The Academic Centre for Healthy Ageing will put healthy ageing research, education and training into action to enable better services and outcomes for people as they grow older in north east London and beyond, under three key themes:
- preventing frailty and addressing the challenges of multi-morbidity and long-term conditions
- rehabilitation and the recovery of older people following life-changing trauma and illness
- cognition and older people’s mental health.
By placing the research centre in a hospital, within an integrated health and care system, ACHA can create a collaborative network of clinicians, researchers, educators, policymakers and, most importantly, the local community.
This presents a unique opportunity to transform how services support people as they grow older, supporting them to live well and independently, while helping reshape and grow the local health and care workforce.
ACHA will speed up health and care transformation by connecting research to frontline care. Through training and education, we will use the results of ACHA’s research to change how care is delivered. This will empower our local system to develop new roles, career pathways and most importantly health and care services that all work effectively together and evolve to meet the needs of local people and their communities as they age.
ACHA will work with care provider partners and offer front line staff the opportunity of some protected academic time working on research or education, supported by a permanent senior academic faculty and infrastructure. Employers will be reimbursed for staff time spent in these academic activities. In this way the ACHA will help to attract, retain and develop staff, particularly in posts which have previously been hard to fill.

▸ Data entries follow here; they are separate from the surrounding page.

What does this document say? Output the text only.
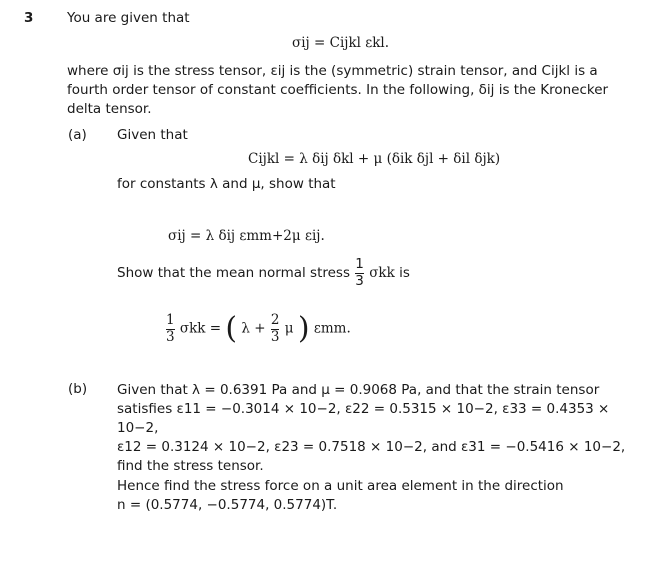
3 You are given that
σij = Cijkl εkl.
where σij is the stress tensor, εij is the (symmetric) strain tensor, and Cijkl is a
fourth order tensor of constant coefficients. In the following, δij is the Kronecker
delta tensor.
(a) Given that
Cijkl = λ δij δkl + μ (δik δjl + δil δjk)
for constants λ and μ, show that
σij = λ δij εmm+2μ εij.
Show that the mean normal stress $\frac{1}{3}$ σkk is
$\frac{1}{3}$ σkk = ( $\lambda + \frac{2}{3}$ μ ) εmm.
(b) Given that λ = 0.6391 Pa and μ = 0.9068 Pa, and that the strain tensor
satisfies ε11 = −0.3014 × 10−2, ε22 = 0.5315 × 10−2, ε33 = 0.4353 × 10−2,
ε12 = 0.3124 × 10−2, ε23 = 0.7518 × 10−2, and ε31 = −0.5416 × 10−2,
find the stress tensor.
Hence find the stress force on a unit area element in the direction
n = (0.5774, −0.5774, 0.5774)T.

Improving care and services for older people by
- Combining academic and clinical research expertise
- Generating real world evidence of what works
- Using the evidence to make changes to care and support services
- Developing the local workforce to implement changes
With an initial focus on evidence synthesis, leveraging local expertise and national networks to generate high quality evidence about ‘what works’ for rapid application to support and learn from local system transformation programmes.
ACHA is aiming to:
- Build a world class multidisciplinary academic workforce embedded in the local health and care system
- Generate research evidence focused on 1) preventing frailty and addressing the challenges of multi-morbidity and long-term conditions; 2) informing rehabilitation and recovery following trauma and acute illness; and 3) managing long term physical, mental and cognitive health conditions including dementia
- Build care system infrastructure to facilitate rapid translation of research findings into clinical practice, directly informing evidence-based service redesign, workforce education, training and growth
ACHA offers an exciting opportunity for Whipps Cross. By integrating academic expertise into our clinical structures, we can efficiently address local needs and set a dynamic research agenda. Together, we'll utilise the Living Lab structure to create impactful solutions for patients, healthcare workers, and the ageing population in north east London. ACHA will be the springboard for local innovation, with international impact.
Dr Mark Rawle
Consultant geriatrician and older person’s services research lead, Whipps Cross Hospital
We’re looking forward to working with the local community to understand their health priorities for older people in north east London. ACHA aims to be a step change, placing the health and wellbeing of older people at the forefront. By uniting academics, healthcare professionals, and public health colleagues, ACHA will focus on the best ways to support older people. Additionally, ACHA will develop training and dissemination initiatives to ensure research evidence is shared and embedded into practice.
Professor Steph Taylor
Professor of public health and primary care at the Wolfson Institute of Population Health, Queen Mary University of London
Whipps Cross is delighted to support this innovative partnership, which will contribute to improved services across our local area and to wider NHS policy and practice across the country. By working with, and listening to, diverse local communities, clinicians, and caregivers our new centre will mix innovative research with practical tools to enable better care to help all of us age more healthily.